Despite being somewhat overlooked by markets, Eurozone manufacturing sectors faced a seventh consecutive month of contraction in April, marking its longest downturn since 2013. Input costs and output charges continued to decrease, while business sentiment showed improvement for the second consecutive month, reaching its highest level since February 2022. In other European news, the Swiss franc surged against both the US dollar and the euro following a higher-than-expected inflation report, leading to a reassessment of looser policy expectations by the SNB. Annual inflation in April rose to 1.4% from a 2 ½ year low of 1% in the previous month. Concerns over the pace of inflation acceleration, despite warnings from the SNB about a bumpy recovery, raised doubts about the likelihood of another rate cut in June. Meanwhile, the Czech National Bank reduced its two-week repo rate by 50 bps to 5.25%, citing ongoing disinflation and economic weakness.

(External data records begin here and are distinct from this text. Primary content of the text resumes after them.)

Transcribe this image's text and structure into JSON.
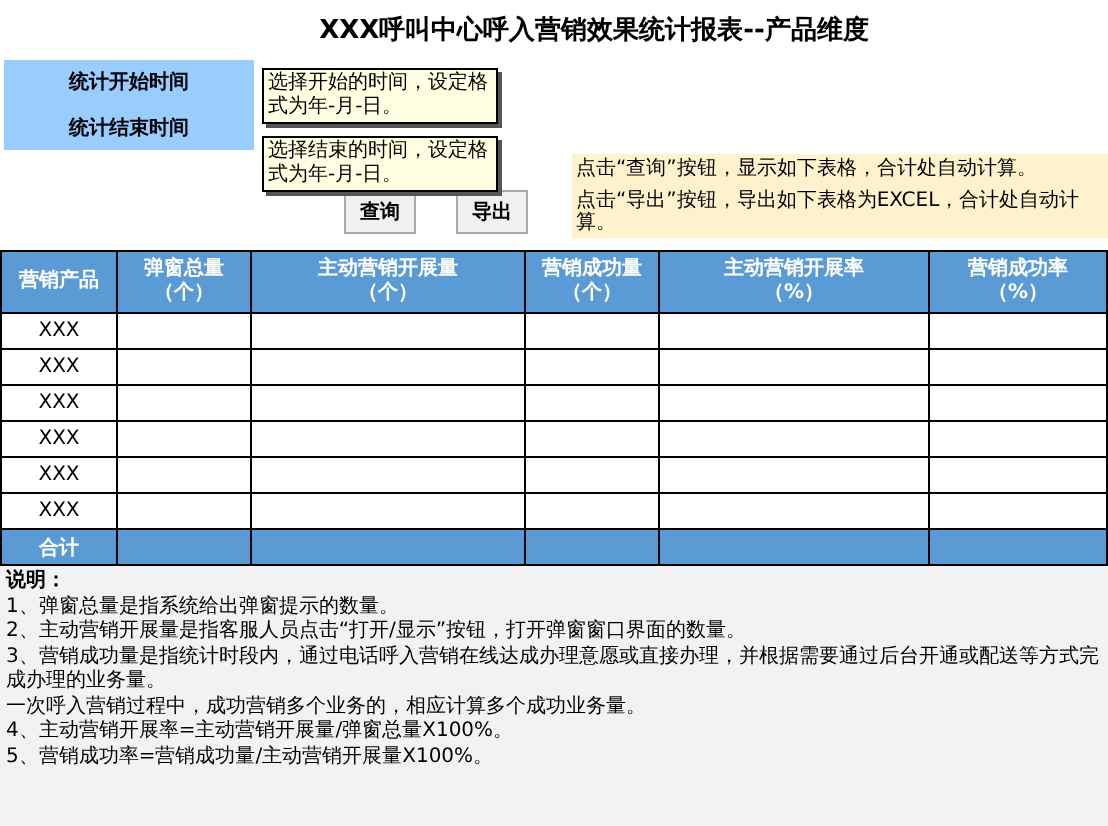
{
  "title": "XXX呼叫中心呼入营销效果统计报表--产品维度",
  "filters": [
    {
      "label": "统计开始时间",
      "comment": "选择开始的时间，设定格式为年-月-日。"
    },
    {
      "label": "统计结束时间",
      "comment": "选择结束的时间，设定格式为年-月-日。"
    }
  ],
  "buttons": [
    "查询",
    "导出"
  ],
  "hints": [
    "点击“查询”按钮，显示如下表格，合计处自动计算。",
    "点击“导出”按钮，导出如下表格为EXCEL，合计处自动计算。"
  ],
  "table": {
    "columns": [
      {
        "label": "营销产品"
      },
      {
        "label": "弹窗总量",
        "unit": "（个）"
      },
      {
        "label": "主动营销开展量",
        "unit": "（个）"
      },
      {
        "label": "营销成功量",
        "unit": "（个）"
      },
      {
        "label": "主动营销开展率",
        "unit": "（%）"
      },
      {
        "label": "营销成功率",
        "unit": "（%）"
      }
    ],
    "rows": [
      {
        "product": "XXX"
      },
      {
        "product": "XXX"
      },
      {
        "product": "XXX"
      },
      {
        "product": "XXX"
      },
      {
        "product": "XXX"
      },
      {
        "product": "XXX"
      }
    ],
    "total_label": "合计"
  },
  "notes": {
    "title": "说明：",
    "lines": [
      "1、弹窗总量是指系统给出弹窗提示的数量。",
      "2、主动营销开展量是指客服人员点击“打开/显示”按钮，打开弹窗窗口界面的数量。",
      "3、营销成功量是指统计时段内，通过电话呼入营销在线达成办理意愿或直接办理，并根据需要通过后台开通或配送等方式完成办理的业务量。",
      "一次呼入营销过程中，成功营销多个业务的，相应计算多个成功业务量。",
      "4、主动营销开展率=主动营销开展量/弹窗总量X100%。",
      "5、营销成功率=营销成功量/主动营销开展量X100%。"
    ]
  }
}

In terms of technical analysis, EUR/USD has entered a new range-bound phase since March 23rd, fluctuating within a ±50pip range centered around $1.07. Currently, the 21-day SMA at $1.0715 seems to limit further euro gains, while the 100-week SMA at $1.0630 acts as a robust support level. However, this pattern could face challenges from seasonal trends, as historical data indicates the euro tends to depreciate by an average of 0.68% against the Greenback in May since 1971.